Barrick Gold (ABX) reported its earnings on February 15 and demonstrated the Canadian company is still paying down its debt. Paying down the company's debt level has remained a priority, and the miner has whittled down its $13 billion of debt at the end of 2014 to $8 billion at the end of 2016. The amount of debt is predicted to continue to shrink to $5 billion by the end of 2018.
"Chopping $8 billion over the span of four years is a tremendous achievement and illustrates the underlying strength of the company's assets," said Ron McCoy a portfolio manager with Covestor, the online investing company, and founder of Freedom Capital Advisors in Winter Garden, Fla.
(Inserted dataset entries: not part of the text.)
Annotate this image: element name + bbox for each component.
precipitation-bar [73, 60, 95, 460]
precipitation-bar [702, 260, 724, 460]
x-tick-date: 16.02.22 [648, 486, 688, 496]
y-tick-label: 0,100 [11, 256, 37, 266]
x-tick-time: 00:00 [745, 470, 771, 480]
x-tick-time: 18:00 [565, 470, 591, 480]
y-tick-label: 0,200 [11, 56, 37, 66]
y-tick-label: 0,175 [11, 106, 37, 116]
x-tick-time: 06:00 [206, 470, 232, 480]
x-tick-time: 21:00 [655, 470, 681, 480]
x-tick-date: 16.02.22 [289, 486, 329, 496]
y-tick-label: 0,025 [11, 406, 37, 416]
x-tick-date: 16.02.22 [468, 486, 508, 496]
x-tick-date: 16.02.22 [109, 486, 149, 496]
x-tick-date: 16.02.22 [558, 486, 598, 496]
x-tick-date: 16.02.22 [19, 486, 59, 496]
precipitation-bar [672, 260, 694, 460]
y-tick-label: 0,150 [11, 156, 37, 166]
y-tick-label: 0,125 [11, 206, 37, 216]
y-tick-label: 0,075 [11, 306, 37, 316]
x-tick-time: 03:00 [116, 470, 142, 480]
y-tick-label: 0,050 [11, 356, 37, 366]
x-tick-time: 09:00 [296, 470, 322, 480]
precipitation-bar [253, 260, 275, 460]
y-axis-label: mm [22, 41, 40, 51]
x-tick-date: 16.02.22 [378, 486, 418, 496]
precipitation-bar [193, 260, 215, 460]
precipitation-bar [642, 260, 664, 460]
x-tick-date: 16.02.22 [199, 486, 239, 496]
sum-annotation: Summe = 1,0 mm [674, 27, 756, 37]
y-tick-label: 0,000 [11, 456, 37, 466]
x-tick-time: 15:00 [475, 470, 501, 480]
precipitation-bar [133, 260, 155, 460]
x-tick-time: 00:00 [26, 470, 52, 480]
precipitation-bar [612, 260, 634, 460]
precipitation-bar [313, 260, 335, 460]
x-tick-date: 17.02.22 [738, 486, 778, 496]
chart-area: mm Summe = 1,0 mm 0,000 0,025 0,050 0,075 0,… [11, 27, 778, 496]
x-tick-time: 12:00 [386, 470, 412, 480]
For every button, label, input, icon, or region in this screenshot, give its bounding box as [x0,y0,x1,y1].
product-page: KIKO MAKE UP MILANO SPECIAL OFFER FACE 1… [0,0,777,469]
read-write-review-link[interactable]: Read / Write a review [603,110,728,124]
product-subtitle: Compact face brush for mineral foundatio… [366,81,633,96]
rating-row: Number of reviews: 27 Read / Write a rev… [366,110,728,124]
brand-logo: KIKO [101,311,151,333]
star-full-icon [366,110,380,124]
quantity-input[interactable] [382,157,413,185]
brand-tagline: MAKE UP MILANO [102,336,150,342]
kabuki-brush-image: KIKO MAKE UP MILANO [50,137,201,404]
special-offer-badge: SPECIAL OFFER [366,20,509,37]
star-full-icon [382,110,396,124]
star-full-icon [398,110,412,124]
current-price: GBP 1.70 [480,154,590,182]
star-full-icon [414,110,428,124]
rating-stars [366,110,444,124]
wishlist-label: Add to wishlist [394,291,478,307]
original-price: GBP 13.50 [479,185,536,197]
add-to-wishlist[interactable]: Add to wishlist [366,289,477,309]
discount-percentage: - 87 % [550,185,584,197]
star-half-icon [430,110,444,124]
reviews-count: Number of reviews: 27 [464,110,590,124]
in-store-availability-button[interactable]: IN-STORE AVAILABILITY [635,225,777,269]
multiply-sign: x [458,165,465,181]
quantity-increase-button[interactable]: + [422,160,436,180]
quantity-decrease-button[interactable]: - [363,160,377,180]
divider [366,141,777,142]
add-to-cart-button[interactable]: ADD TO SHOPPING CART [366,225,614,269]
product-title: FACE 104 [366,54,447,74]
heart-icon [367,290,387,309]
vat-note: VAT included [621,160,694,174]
The company reported an operating cash flow of $2.64 billion and free cash flow of $1.51 billion for 2016, which was a record for ABX. Free cash flow is important, because it enables the company to either pay down existing debt, increase dividends or invest in future growth opportunities. The miner also said it plans to decrease total debt by $2.9 billion to $5 billion by the end of 2018.
"In fact to illustrate just how significant Barrick's turnaround has been, we only need to look at their outstanding debt over the past two years and for the projected next two years," he said.
A buy-write on ABX is an attractive way to play the miner's stock, McCoy said. A buy-write involves buying the stock and selling a call option against the position simultaneously.
"By doing it as a buy-write, you allow yourself a little cushion in case the stock pulls back" he said.
McCoy bought the stock and sold the January 2018 $20 calls against the position, which nets him under $17 on the net buy price. If the stock closes above $20 at expiration in January, the trade would return over 17%, he said.
"Sometimes markets get to the point where everything begins to look expensive," McCoy said. "Since November, the markets have pretty much moved straight up with very few if any pauses along the way. A correction will be coming, but when and how deep is anyone's guess. When in doubt, hedge your bet with options."
Since Barrick has been selling off assets to reduce its debt over the last few years, the stock is currently near the bottom of a multi-year range. Since it appears the Fed Reserve's sentiment in 2017 is favoring accelerating interest rates, a buy-write "makes sense as a protective bullish play, especially given the recent gains since November," said Rick Moy, a San Diego-based futures and options trader.